NEWS
Global Forum highlights deficits in disease and gender research
Fiona Fleck
Geneva
Public health officials, scientists, nongovernmental organizations (NGOs) and private sector representatives from over 100 countries gathered on 25 December 2003 at the annual conference of the Global Forum for Health Research, a Geneva-based NGO which lobbies to raise awareness about the fact that less than 10% of health research funds are spent on 90% of the world's health problems. The Forum looked at the contribution of health research to economic investment, poverty, gender, globalization, violence and injuries and noncommunicable diseases.
Only a tenth of the US$ 73 billion spent on health research last year went towards developing vaccines, medicines or new treatment for "diseases of the poor" like malaria and tuberculosis, said conference organizers. Participants in the conference heard that although health research was a major factor in poverty reduction it was often overlooked by governments and other donors.
Nancy Birdsall, President of the Washington-based Center for Global Development, said that most of the 13 million deaths from infectious diseases each year can be prevented with known, relatively inexpensive treatments. "What is striking ... is that the full benefits of existing technologies are far from being fully realized," Birdsall told the conference.
Carlos Morel, Director of the joint WHO Special Programme for Research and Training in Tropical Diseases (TDR), used historical examples to illustrate the importance of continued investment in health research. Polio control was transformed by the discovery of an effective vaccine which relegated the "iron lung" machine to little more than a museum piece, he said. He also stated that the health sector often fails to invest in further research once a promising tool is discovered. Malaria research was neglected once insecticide appeared to be an effective tool for disease control so when resistant mosquitoes appeared, no one was prepared, he said. Morel pointed out that it was a very different story in the defence sector: even though it possesses highly sophisticated and effective weapons, massive investment in research continues.
Louis Currat, the former World Bank economist and outgoing Executive Secretary of the Global Forum described the imbalance in health research funding as understandable since the private sector which accounts for 42% of global spending on health research responds to market forces while public health officials tend to focus on national health.
Currat said, however, that health problems like AIDS, malaria and tuberculosis contributed towards poverty, instability and violence which in turn triggered migration and a need for humanitarian aid both of which could be costly for rich, developed countries.
"AIDS in Africa not only means instability, and a tremendous loss of income and people in the labour force but it also means that the economic partners of Africa suffer," said Currat. "Africa would be a better economic partner if its economy were growing and it were buying more products," he added.

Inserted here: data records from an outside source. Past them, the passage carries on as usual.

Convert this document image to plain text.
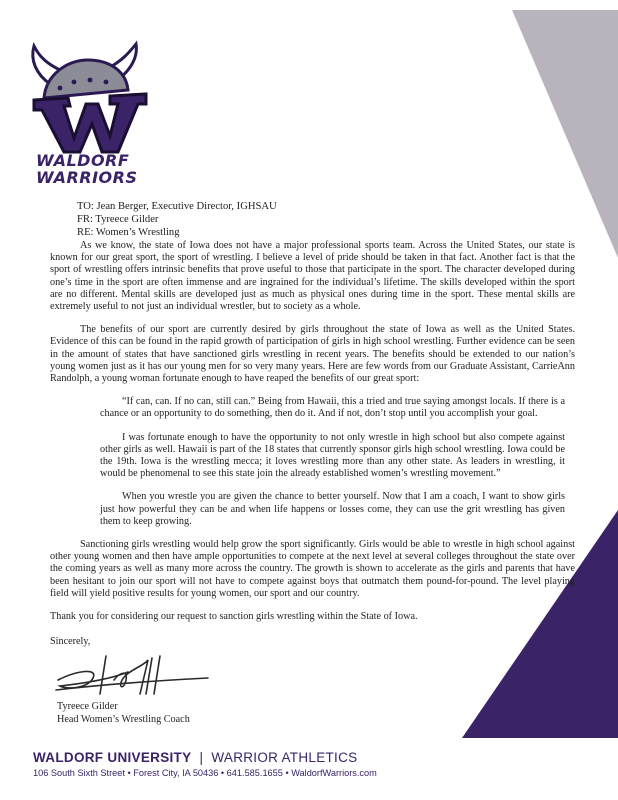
WALDORF
WARRIORS
TO: Jean Berger, Executive Director, IGHSAU
FR: Tyreece Gilder
RE: Women’s Wrestling

As we know, the state of Iowa does not have a major professional sports team. Across the United States, our state is known for our great sport, the sport of wrestling. I believe a level of pride should be taken in that fact. Another fact is that the sport of wrestling offers intrinsic benefits that prove useful to those that participate in the sport. The character developed during one’s time in the sport are often immense and are ingrained for the individual’s lifetime. The skills developed within the sport are no different. Mental skills are developed just as much as physical ones during time in the sport. These mental skills are extremely useful to not just an individual wrestler, but to society as a whole.

The benefits of our sport are currently desired by girls throughout the state of Iowa as well as the United States. Evidence of this can be found in the rapid growth of participation of girls in high school wrestling. Further evidence can be seen in the amount of states that have sanctioned girls wrestling in recent years. The benefits should be extended to our nation’s young women just as it has our young men for so very many years. Here are few words from our Graduate Assistant, CarrieAnn Randolph, a young woman fortunate enough to have reaped the benefits of our great sport:

“If can, can. If no can, still can.” Being from Hawaii, this a tried and true saying amongst locals. If there is a chance or an opportunity to do something, then do it. And if not, don’t stop until you accomplish your goal.

I was fortunate enough to have the opportunity to not only wrestle in high school but also compete against other girls as well. Hawaii is part of the 18 states that currently sponsor girls high school wrestling. Iowa could be the 19th. Iowa is the wrestling mecca; it loves wrestling more than any other state. As leaders in wrestling, it would be phenomenal to see this state join the already established women’s wrestling movement.”

When you wrestle you are given the chance to better yourself. Now that I am a coach, I want to show girls just how powerful they can be and when life happens or losses come, they can use the grit wrestling has given them to keep growing.

Sanctioning girls wrestling would help grow the sport significantly. Girls would be able to wrestle in high school against other young women and then have ample opportunities to compete at the next level at several colleges throughout the state over the coming years as well as many more across the country. The growth is shown to accelerate as the girls and parents that have been hesitant to join our sport will not have to compete against boys that outmatch them pound-for-pound. The level playing field will yield positive results for young women, our sport and our country.

Thank you for considering our request to sanction girls wrestling within the State of Iowa.

Sincerely,
Tyreece Gilder
Head Women’s Wrestling Coach
WALDORF UNIVERSITY | WARRIOR ATHLETICS
106 South Sixth Street • Forest City, IA 50436 • 641.585.1655 • WaldorfWarriors.com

However, governments are beginning to pay attention to the 10/90 health research gap, stated Currat who said this was indicated by the fact that a tool devised by the Global Forum called the Combined Approach Matrix to help countries calculate their health priorities was catching on.
Lesley Doyal of the University of Bristol in England, one of the world's leading experts on gender, and Vikram Patel of the London School of Hygiene and Tropical Medicine described how globalization affects the health of men and women differently. Global restructuring is leading to increasing economic difficulties in developing countries and the burden of poverty is disproportionately borne by women, they said. Patel cited several examples from the field of mental health: de-creasing fertility in South Asia is making the sex of a new born child a risk factor for post-natal depression; Fiji, whose culture did not traditionally favour a slim figure, has witnessed an increase in eating disorders; several Eastern European cultures have experienced a rapid rise in alcohol use disorders.
The Global Forum conference also heard that although women's health is more vulnerable than that of men, mainly due to their childbearing role, there is a lack of research into maternal mortality, pregnancy-related disorders and other women's health problems in the developing world.
Dr Stephen Matlin succeeded Louis Currat as Executive Secretary of the Global Forum on 1 January 2004. Louis Currat, who has led the Secretariat from its establishment in 1997, retired at the end of 2003. Matlin said that he plans to engage the media much more in the activities of the Global Forum.